Extension of a cyclic group by a cyclic group

In group theory, a metacyclic group is an extension of a cyclic group by a cyclic group. Equivalently, a metacyclic group is a group $G$ having a cyclic normal subgroup $N$, such that the quotient $G/N$ is also cyclic.

Metacyclic groups are metabelian and supersolvable. In particular, they are solvable.

== Definition ==

A group $G$ is metacyclic if it has a normal subgroup $N$ such that $N$ and $G/N$ are both cyclic.

In some older books, an inequivalent definition is used: a group $G$ is metacyclic if the commutator subgroup $[G,G]$ and $G/[G,G]$ are both cyclic.

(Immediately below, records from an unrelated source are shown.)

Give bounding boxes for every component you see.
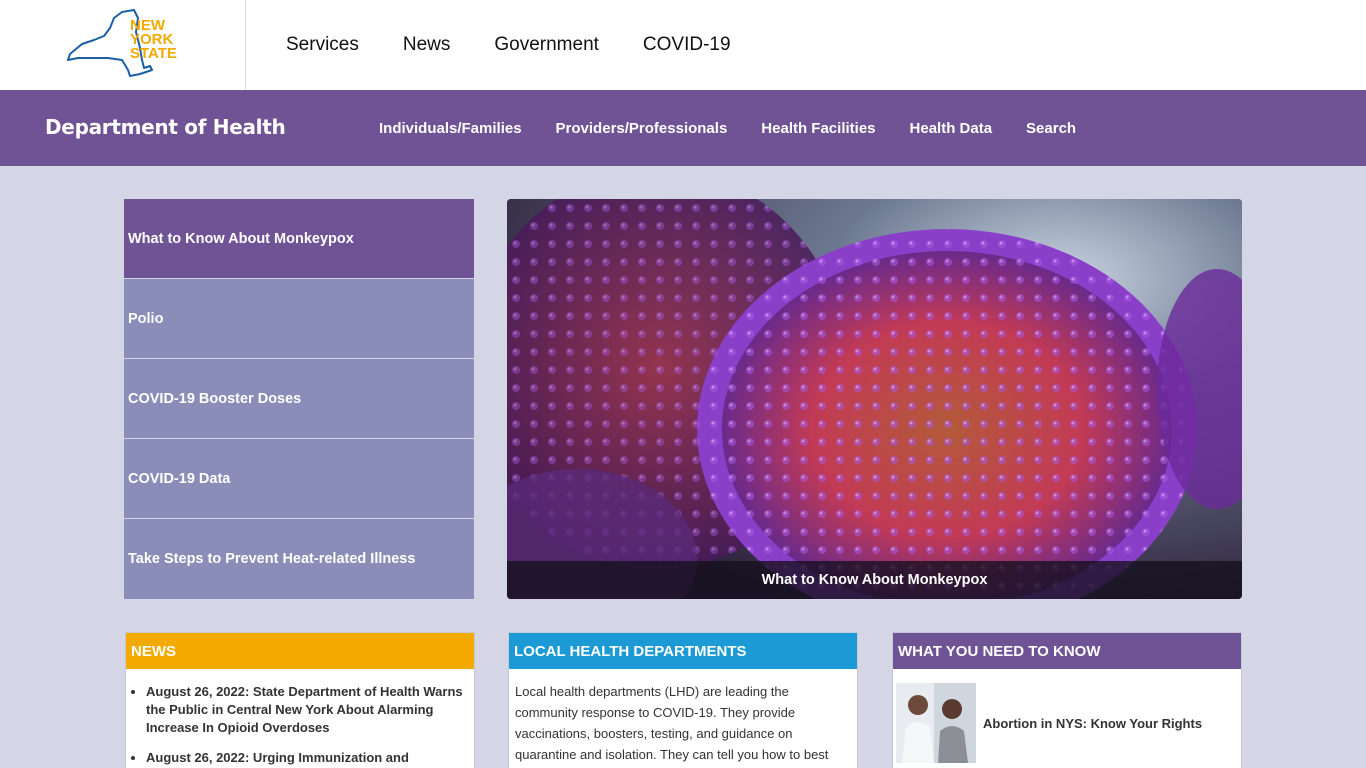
news-card: NEWS August 26, 2022: State Department o… (125, 632, 475, 768)
need-to-know-card: WHAT YOU NEED TO KNOW Abortion in NYS: K… (892, 632, 1242, 768)
department-bar: Department of Health Individuals/Familie… (0, 90, 1366, 166)
nys-logo-icon[interactable]: NEW YORK STATE (64, 8, 184, 80)
feature-item-heat[interactable]: Take Steps to Prevent Heat-related Illne… (124, 519, 474, 599)
news-list: August 26, 2022: State Department of Hea… (126, 669, 474, 767)
topnav-government[interactable]: Government (494, 34, 599, 56)
state-nav: Services News Government COVID-19 (286, 0, 775, 90)
doctor-patient-thumbnail-icon (896, 683, 976, 763)
hero-slide[interactable]: What to Know About Monkeypox (507, 199, 1242, 599)
department-title[interactable]: Department of Health (45, 115, 286, 139)
local-health-card-title: LOCAL HEALTH DEPARTMENTS (509, 633, 857, 669)
deptnav-search[interactable]: Search (1026, 120, 1076, 137)
need-to-know-card-title: WHAT YOU NEED TO KNOW (893, 633, 1241, 669)
need-to-know-label: Abortion in NYS: Know Your Rights (983, 715, 1203, 731)
deptnav-individuals[interactable]: Individuals/Families (379, 120, 522, 137)
deptnav-facilities[interactable]: Health Facilities (761, 120, 875, 137)
topnav-covid[interactable]: COVID-19 (643, 34, 731, 56)
feature-item-polio[interactable]: Polio (124, 279, 474, 359)
topnav-services[interactable]: Services (286, 34, 359, 56)
need-to-know-item[interactable]: Abortion in NYS: Know Your Rights (893, 669, 1241, 763)
logo-line-3: STATE (130, 45, 177, 62)
hero-caption[interactable]: What to Know About Monkeypox (507, 561, 1242, 599)
deptnav-providers[interactable]: Providers/Professionals (556, 120, 728, 137)
state-header: NEW YORK STATE Services News Government … (0, 0, 1366, 90)
feature-item-covid-data[interactable]: COVID-19 Data (124, 439, 474, 519)
local-health-text: Local health departments (LHD) are leadi… (515, 684, 829, 762)
deptnav-health-data[interactable]: Health Data (910, 120, 993, 137)
news-card-title: NEWS (126, 633, 474, 669)
news-item[interactable]: August 26, 2022: State Department of Hea… (146, 683, 464, 737)
news-item[interactable]: August 26, 2022: Urging Immunization and (146, 749, 464, 767)
topnav-news[interactable]: News (403, 34, 451, 56)
feature-item-booster[interactable]: COVID-19 Booster Doses (124, 359, 474, 439)
logo-area[interactable]: NEW YORK STATE (0, 0, 246, 90)
feature-list: What to Know About Monkeypox Polio COVID… (124, 199, 474, 599)
feature-item-monkeypox[interactable]: What to Know About Monkeypox (124, 199, 474, 279)
virus-illustration (507, 199, 1242, 599)
department-nav: Individuals/Families Providers/Professio… (379, 90, 1110, 166)
local-health-card: LOCAL HEALTH DEPARTMENTS Local health de… (508, 632, 858, 768)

This is a strictly stronger property than the one used in this article: for example, the quaternion group is not metacyclic by this definition.

==Examples==
- Any cyclic group is metacyclic.
- The direct product or semidirect product of two cyclic groups is metacyclic. These include the dihedral groups and the quasidihedral groups.
- The dicyclic groups are metacyclic. (Note that a dicyclic group is not necessarily a semidirect product of two cyclic groups.)
- Every finite group of squarefree order is metacyclic.
- More generally every Z-group is metacyclic. A Z-group is a finite group whose Sylow subgroups are cyclic.